Von Malice seemed puzzled. “Are you sure?”


What happened next was a blur, according to witnesses. One moment von Malice was holding a hostage. The next he was being clobbered and falling across the corridor, deprived of his weapon (later confirmed to be a mock up). And the next after that, Ulrich was tossing him off a second story balcony into a cappuccino stand.

Von Malice was taken away by ambulance, under heavy police guard, heard to be ranting about leviathans in red serge. It was reported that he had sustained several broken ribs in his fall.
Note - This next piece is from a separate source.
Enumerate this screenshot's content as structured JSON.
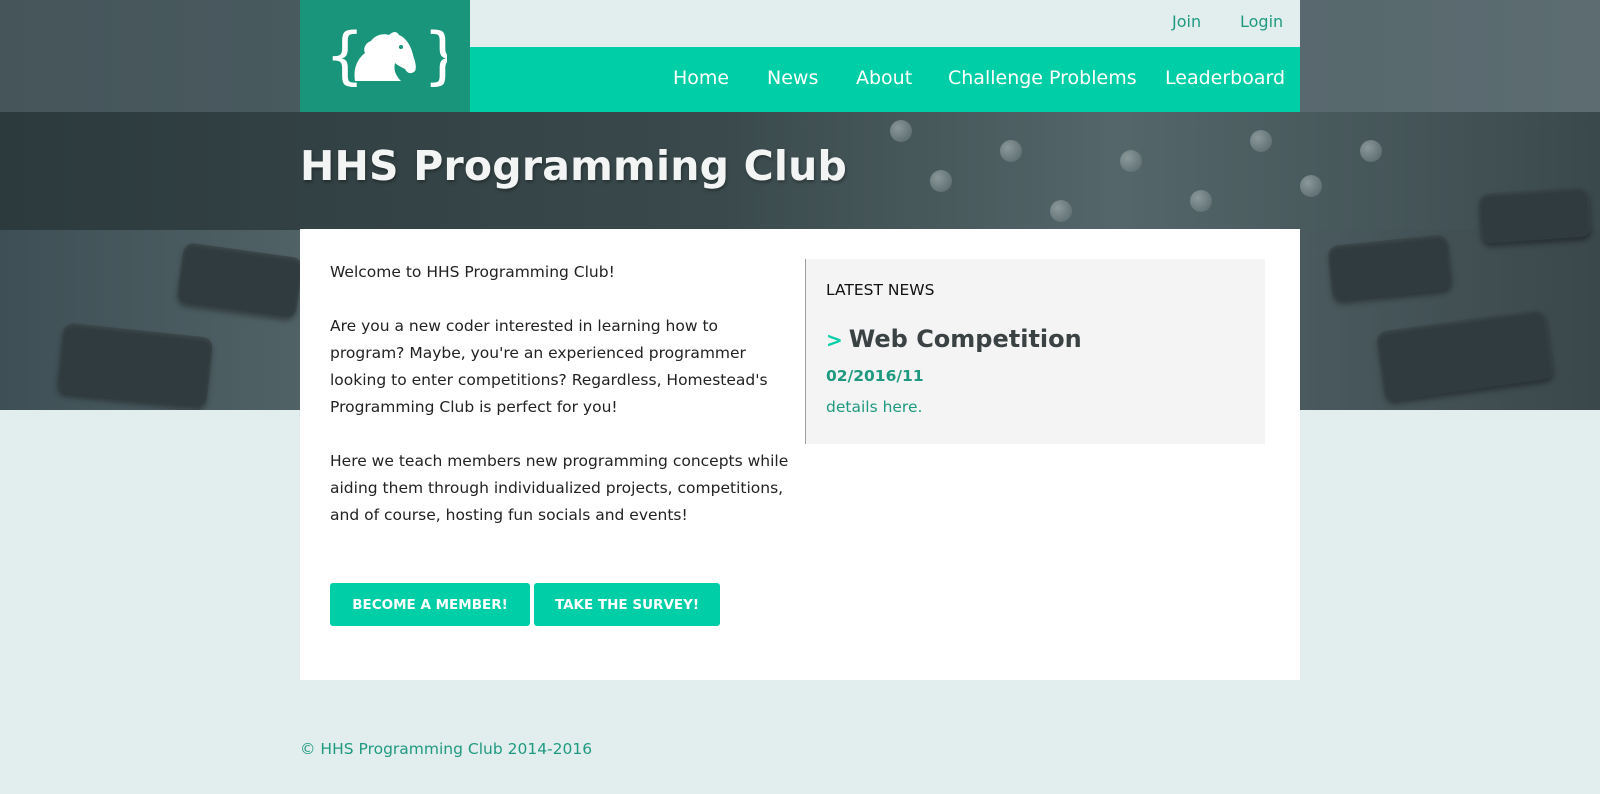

Inspector Ulrich took his leave of the scene before entertainment reporters could show up and ask if Metallica was doing a Christmas album.


And Fred Argyle, having had endured time as a hostage, held at gunpoint by a gun that wasn’t actually operable, went back to his mall Santa gig, reassuring children that he was perfectly fine, and that no matter what he had said earlier, ‘Fred’ was just an alias Santa used every once in awhile when he wanted to go off to Vegas and didn’t want Mrs. Claus to know.

And so it was that a grouchy lawman saved Christmas. Or close enough, anyway. Though he might be more of the temperament to say ‘get the hell out of my face’ as opposed to ‘Merry Christmas to all and to all a good night.’